Very High-Cycle Fatigue and High-Cycle Fatigue of Minor Boron-Modified Ti-6Al-4V Alloy

A refined fully lamellar microstructure with a prior beta grain size of similar to 100 mu m was obtained for a 0.1 mass percent (%) B-modified Ti-6Al-4V alloy. On the other hand, there were no morphological differences in equiaxed microstructures between the B-free and B-modified alloys; both had alpha grain sizes of about 8 mu m. The very high-cycle fatigue (VHCF) lifetimes in the regime from 10E+6 to 10E+10 cycles were measured for these microstructures by using hourglass-shaped specimens and an ultrasonic fatigue test machine at a frequency of 20 kHz, while high-cycle fatigue (HCF) lifetimes in the regime from 10E+4 to 10E+7 cycles were measured using smooth cylindrical specimens and a hydraulic servo fatigue test machine at 10 Hz and a fatigue ratio R of 0.1. The VHCF and HCF behaviors of B-modified alloys were found to be highly dependent on both microstructures and the level of applied stress.

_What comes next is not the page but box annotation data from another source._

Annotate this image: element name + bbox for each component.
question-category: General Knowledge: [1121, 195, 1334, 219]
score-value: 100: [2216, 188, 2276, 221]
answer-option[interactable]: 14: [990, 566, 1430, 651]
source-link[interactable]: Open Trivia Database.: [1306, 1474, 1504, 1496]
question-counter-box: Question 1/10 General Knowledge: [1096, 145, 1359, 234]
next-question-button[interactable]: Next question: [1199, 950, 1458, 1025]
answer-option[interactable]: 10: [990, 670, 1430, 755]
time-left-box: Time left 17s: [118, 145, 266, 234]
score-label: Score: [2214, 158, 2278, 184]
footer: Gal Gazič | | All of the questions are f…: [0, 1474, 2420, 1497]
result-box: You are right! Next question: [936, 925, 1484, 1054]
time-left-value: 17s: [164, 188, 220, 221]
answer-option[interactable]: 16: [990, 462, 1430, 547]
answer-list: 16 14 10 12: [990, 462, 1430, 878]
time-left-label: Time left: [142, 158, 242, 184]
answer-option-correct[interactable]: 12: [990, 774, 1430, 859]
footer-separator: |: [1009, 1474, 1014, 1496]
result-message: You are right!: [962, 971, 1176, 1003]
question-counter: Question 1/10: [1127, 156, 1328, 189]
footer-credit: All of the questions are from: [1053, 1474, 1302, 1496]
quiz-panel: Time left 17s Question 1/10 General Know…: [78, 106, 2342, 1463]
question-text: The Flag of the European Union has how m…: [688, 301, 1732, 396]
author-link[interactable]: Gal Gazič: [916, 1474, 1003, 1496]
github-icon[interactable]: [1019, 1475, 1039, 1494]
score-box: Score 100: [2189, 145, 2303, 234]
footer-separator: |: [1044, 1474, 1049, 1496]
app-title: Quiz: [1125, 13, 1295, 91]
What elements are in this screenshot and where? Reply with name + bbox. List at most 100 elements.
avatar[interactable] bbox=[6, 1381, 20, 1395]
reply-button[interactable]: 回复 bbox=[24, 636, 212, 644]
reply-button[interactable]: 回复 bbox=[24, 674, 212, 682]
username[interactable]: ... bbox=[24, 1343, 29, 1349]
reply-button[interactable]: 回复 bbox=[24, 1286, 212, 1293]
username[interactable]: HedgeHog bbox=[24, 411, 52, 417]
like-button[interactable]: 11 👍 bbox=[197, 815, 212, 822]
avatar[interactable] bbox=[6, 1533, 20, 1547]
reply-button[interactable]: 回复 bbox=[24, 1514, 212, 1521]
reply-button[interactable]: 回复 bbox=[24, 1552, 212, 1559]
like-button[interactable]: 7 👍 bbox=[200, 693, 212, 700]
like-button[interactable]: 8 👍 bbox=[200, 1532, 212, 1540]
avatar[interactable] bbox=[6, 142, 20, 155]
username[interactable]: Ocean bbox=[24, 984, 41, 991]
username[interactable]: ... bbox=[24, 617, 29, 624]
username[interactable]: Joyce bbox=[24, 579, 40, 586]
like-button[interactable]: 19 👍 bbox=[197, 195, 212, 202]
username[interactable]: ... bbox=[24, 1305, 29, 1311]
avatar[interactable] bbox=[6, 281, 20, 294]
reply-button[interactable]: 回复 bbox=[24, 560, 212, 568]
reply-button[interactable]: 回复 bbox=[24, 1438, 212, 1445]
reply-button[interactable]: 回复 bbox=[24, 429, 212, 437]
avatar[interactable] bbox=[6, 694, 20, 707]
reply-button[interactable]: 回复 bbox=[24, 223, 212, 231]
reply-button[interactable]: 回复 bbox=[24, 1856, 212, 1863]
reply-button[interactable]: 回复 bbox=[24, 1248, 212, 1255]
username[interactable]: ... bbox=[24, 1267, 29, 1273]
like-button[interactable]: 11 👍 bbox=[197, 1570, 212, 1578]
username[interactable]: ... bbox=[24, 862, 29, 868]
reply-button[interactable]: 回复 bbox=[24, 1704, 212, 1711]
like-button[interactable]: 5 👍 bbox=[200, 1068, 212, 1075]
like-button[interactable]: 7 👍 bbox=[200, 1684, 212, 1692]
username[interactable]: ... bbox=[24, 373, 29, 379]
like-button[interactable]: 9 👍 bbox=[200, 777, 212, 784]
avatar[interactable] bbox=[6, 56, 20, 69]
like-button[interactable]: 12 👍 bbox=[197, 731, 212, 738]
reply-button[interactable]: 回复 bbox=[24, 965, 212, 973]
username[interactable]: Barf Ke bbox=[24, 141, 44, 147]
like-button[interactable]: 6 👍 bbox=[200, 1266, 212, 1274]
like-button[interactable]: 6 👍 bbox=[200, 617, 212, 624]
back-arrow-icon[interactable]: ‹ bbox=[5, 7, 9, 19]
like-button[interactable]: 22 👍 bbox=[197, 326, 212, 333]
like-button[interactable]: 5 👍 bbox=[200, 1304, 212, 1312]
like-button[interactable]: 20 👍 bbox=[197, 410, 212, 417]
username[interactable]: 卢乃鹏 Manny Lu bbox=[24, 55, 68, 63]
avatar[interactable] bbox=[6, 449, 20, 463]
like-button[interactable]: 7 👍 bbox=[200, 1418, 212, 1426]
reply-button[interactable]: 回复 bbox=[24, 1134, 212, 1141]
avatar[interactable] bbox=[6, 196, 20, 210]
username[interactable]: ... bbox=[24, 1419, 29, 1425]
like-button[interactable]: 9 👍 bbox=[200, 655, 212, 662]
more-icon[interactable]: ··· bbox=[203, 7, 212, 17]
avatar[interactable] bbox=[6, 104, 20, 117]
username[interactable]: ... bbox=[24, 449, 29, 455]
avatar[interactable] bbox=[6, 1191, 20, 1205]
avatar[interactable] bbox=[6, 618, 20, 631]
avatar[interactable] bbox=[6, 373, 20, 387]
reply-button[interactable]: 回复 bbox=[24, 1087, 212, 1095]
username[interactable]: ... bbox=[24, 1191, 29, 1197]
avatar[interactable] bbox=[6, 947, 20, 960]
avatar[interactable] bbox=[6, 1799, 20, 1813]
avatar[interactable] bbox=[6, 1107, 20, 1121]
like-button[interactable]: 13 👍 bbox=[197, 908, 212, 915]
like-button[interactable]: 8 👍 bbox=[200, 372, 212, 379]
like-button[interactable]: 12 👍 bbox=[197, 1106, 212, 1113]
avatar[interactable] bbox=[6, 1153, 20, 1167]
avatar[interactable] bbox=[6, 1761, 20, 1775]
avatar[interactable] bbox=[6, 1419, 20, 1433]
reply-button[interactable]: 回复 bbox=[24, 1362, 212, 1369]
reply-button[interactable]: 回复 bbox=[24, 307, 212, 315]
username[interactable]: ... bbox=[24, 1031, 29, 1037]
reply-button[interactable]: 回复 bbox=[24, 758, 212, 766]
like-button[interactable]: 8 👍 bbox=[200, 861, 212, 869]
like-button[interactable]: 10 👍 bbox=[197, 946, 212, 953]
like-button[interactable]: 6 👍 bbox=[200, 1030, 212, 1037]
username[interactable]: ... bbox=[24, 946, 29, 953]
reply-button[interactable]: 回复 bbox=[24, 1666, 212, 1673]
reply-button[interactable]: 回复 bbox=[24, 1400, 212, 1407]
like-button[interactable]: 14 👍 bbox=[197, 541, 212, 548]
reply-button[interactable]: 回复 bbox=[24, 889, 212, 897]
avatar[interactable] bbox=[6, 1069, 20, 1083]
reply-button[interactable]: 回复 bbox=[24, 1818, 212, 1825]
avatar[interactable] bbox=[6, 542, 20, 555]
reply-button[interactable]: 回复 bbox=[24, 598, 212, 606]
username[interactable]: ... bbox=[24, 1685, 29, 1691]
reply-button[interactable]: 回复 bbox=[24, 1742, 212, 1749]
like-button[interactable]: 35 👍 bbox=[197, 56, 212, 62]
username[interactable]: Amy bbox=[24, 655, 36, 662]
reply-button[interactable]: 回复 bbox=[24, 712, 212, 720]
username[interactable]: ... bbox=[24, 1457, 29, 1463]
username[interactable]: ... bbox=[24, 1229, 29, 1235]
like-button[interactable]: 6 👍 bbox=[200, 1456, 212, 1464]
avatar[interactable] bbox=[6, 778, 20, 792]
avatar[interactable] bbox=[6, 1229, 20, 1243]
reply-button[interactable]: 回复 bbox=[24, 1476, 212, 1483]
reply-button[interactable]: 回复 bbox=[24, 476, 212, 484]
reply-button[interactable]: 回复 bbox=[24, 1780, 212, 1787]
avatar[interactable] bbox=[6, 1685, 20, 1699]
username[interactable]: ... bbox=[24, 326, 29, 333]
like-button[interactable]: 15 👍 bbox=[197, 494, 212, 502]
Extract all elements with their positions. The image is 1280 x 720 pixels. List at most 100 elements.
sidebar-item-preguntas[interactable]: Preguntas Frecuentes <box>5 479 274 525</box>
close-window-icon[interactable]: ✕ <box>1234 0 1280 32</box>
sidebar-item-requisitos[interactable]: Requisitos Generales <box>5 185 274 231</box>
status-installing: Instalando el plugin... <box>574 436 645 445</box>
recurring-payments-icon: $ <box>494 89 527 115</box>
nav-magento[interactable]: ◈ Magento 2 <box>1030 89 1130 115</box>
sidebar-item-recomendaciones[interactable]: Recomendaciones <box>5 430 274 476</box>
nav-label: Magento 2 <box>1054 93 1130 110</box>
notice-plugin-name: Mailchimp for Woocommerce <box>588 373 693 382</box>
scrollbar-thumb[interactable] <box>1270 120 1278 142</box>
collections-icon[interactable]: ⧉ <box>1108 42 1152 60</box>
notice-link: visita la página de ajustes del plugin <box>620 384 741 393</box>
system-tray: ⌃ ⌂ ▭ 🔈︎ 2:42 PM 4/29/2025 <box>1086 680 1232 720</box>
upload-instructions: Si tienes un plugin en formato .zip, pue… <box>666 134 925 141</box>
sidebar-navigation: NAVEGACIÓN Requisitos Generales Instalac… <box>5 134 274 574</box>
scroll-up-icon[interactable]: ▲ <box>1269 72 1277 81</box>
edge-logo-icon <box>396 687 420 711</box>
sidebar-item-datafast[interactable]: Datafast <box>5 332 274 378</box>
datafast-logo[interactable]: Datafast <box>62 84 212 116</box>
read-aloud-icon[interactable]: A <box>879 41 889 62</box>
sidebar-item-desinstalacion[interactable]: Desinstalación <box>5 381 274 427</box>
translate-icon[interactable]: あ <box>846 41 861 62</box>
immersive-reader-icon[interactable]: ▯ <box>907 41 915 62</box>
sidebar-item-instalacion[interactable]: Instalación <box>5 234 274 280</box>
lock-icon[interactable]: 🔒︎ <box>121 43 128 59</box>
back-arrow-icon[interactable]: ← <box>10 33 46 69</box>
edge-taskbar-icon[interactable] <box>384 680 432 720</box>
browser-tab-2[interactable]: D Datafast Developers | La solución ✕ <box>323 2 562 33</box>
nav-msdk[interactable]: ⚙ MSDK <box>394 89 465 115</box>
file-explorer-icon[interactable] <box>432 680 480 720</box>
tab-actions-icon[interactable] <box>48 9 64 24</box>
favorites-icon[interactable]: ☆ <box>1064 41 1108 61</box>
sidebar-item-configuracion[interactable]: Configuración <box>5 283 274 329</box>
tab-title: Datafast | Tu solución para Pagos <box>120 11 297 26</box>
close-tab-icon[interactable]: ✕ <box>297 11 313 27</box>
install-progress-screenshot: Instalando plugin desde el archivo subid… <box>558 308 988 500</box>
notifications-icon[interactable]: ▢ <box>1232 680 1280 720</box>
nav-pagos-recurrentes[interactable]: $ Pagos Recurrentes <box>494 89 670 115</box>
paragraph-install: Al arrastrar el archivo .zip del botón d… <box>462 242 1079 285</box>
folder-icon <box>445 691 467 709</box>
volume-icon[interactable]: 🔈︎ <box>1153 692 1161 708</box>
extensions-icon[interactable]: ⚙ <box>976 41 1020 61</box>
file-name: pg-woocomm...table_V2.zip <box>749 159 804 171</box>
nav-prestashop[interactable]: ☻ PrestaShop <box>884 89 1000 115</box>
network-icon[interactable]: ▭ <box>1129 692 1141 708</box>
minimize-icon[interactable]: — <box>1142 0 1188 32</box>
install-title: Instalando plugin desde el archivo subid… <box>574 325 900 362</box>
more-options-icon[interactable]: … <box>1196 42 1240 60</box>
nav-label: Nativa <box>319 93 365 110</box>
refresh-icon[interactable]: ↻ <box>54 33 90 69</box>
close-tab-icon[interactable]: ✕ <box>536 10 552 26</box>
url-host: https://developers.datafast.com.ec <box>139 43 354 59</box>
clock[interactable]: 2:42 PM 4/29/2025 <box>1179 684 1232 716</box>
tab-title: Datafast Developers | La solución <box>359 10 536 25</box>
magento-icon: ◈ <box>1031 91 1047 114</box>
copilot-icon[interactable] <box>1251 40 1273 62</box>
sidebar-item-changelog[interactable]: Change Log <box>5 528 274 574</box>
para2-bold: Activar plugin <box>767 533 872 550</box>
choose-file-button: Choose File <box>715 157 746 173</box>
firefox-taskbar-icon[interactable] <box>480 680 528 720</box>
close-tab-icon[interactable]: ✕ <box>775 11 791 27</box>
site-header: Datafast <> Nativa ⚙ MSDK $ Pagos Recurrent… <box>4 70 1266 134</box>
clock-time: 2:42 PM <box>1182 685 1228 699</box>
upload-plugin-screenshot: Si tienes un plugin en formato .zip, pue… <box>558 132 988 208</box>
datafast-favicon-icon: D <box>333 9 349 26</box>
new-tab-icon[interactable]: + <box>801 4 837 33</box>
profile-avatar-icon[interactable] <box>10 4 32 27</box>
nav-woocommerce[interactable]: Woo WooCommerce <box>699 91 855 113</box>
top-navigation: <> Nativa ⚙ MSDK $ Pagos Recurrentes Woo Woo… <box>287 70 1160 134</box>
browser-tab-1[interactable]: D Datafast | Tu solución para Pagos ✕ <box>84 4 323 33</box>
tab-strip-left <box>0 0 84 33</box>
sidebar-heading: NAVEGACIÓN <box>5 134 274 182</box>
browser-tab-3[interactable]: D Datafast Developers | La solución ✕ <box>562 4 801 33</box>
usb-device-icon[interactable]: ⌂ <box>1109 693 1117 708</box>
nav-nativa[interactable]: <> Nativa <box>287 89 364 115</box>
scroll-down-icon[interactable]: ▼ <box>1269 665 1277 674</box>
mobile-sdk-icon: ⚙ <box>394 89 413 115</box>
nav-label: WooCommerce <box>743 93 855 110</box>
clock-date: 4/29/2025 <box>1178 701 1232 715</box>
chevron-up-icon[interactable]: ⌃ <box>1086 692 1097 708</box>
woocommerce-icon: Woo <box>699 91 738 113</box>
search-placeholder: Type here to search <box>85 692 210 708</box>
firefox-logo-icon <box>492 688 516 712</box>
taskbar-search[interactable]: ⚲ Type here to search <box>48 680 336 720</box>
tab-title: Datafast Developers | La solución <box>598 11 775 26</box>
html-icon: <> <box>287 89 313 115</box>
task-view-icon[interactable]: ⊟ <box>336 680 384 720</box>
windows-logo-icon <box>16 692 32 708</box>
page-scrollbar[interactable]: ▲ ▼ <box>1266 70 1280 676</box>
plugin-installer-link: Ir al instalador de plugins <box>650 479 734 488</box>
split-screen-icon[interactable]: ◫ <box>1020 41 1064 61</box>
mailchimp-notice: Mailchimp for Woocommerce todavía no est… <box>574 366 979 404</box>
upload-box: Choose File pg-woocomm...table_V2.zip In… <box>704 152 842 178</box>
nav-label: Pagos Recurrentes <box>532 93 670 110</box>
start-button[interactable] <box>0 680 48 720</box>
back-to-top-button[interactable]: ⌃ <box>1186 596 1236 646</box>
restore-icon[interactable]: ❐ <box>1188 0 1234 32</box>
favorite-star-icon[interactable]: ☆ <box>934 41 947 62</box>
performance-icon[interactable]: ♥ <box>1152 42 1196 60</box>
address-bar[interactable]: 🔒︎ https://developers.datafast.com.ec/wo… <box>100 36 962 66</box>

In the VHCF regime, where applied stress is well below the conventional fatigue threshold, the B-free and B-modified alloys exhibited the same fatigue strength, in other words, the same fatigue lifetime within the same microstructure. A set of fatigue lifetime data for B-free and B-modified alloys with equiaxed microstructures indicated that these alloys had higher fatigue strength than the alloys with lamellar microstructures in the VHCF diagram in the whole cycle range of up to 10E+10 cycles. The overall trend in the HCF lifetime or strength was that the addition of 0.1 mass% B had either a favorable effect or no influence on the fatigue life, depending on the level of applied stress. Above a certain level, which corresponded to a cycle regime up to about 10E+6 cycles for a lamellar microstructure and up to about 10E+7 cycles for an equiaxed microstructure, the fatigue lifetime was remarkably prolonged by the addition of 0.1 mass% B. However, in the regime beyond these cycles, when the stress level decreased, the favorable effect of B was gradually diminished and the HCF lifetime of the B-free and 0.1 mass% B-modified alloys were coincident in both lamellar and equiaxed microstructures; this coincidence was maintained thereafter. The mechanism for the dependence of the VHCF and HCF strength of the B-modified alloy on microstructures and the level of applied stress is proposed and discussed.